Whistleblowing back in focus: guidance on whistleblowing policies

Whistleblowing Returns to the Foreground - Policy Guidelines

Whistleblower Protections imposed new obligations on public companies, large proprietary companies, and trustees of registrable superannuation entities.

We analyzed some of the key components of the guidelines as well as some of the issues companies should consider when determining whether their policies are compliant.

A whistleblowing policy must include the following, according to the guidelines:

  • The purpose of the policy;
  • Who is covered by the policy (including identifying individuals both inside and outside the organization who can make a disclosure that qualifies for protection;
  • The categories of areas covered by the policy, as well as the types of matters that are not covered by the policy (in addition, the policy must declare that disclosures which are not related to disclosable matters do not qualify for protection under the corporation’s act);
  • Who can receive a disclosure, as well as information on how a discloser can get more information (for example, by calling the whistle-blower protection officer or an independent legal counsel);
  • How to make a disclosure, including the many alternatives and directions for doing so (even through anonymous means);
  • The legal protections provided to the discloser;
  • Support and practical protection for those who disclose;
  • How the entity will manage and investigate disclosures, including how it will keep the discloser informed and how it will document, report, and convey the investigation's results to the discloser;
  • Ensuring that the policy is accessible to everyone, including external whistle-blowers.
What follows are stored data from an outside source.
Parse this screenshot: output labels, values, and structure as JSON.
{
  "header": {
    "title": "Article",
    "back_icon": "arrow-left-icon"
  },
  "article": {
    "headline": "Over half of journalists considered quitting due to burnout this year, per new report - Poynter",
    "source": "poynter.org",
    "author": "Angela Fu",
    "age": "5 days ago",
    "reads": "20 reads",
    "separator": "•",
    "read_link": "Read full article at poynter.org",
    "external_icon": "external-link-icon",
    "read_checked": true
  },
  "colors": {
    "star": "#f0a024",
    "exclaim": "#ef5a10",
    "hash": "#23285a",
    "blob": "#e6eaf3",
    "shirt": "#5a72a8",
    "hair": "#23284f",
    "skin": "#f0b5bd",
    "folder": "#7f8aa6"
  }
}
In several ways, the guidelines are different from the preceding draft version. The following are some of the main changes:

  1. A hardening of terminology about those issues that are considered mandatory for a policy to address in order to comply with legislation.
  2. The requirement according to which a policy should contain a variety of internal and external disclosure choices.
  3. New obligations to spell out the specific processes for maintaining anonymity and confidentiality, as well as safeguarding disclosers against harm.
  4. A restriction on how much an entity can rely on policy connections to other policies and processes.
  5. The necessity that a discloser comprehends the requirements for making a public interest or emergency disclosure, as well as the requirement that a discloser consults with an independent legal adviser before making such a disclosure.
  6. As part of an overall duty to offer transparency about how investigations are conducted, including a requirement to indicate the timeframes for handling and investigating the disclosure.
  1.  Making it a policy requirement that the entity sends regular updates on the investigation to a discloser, even (if necessary) through anonymous means.
  1. Revisions to the law relating to confidential information and the concept of personal grievances at work. The guidelines clarify that an entity may choose to implement a policy that applies to a broader range of disclosures as part of a "speak up" culture and offer businesses more flexibility in defining and identifying personal work-related concerns that are exempt from the policy's operation.
  2. Change the section on 'Roles and Responsibilities' and remove the requirement according to which the policy mentions the names of the internal reporting points.
  3. Additional 'best practice' advice on subjects such as using independent whistleblowing services to act as an eligible receiver and offer direction on how an employee can make a disclosure outside of the company.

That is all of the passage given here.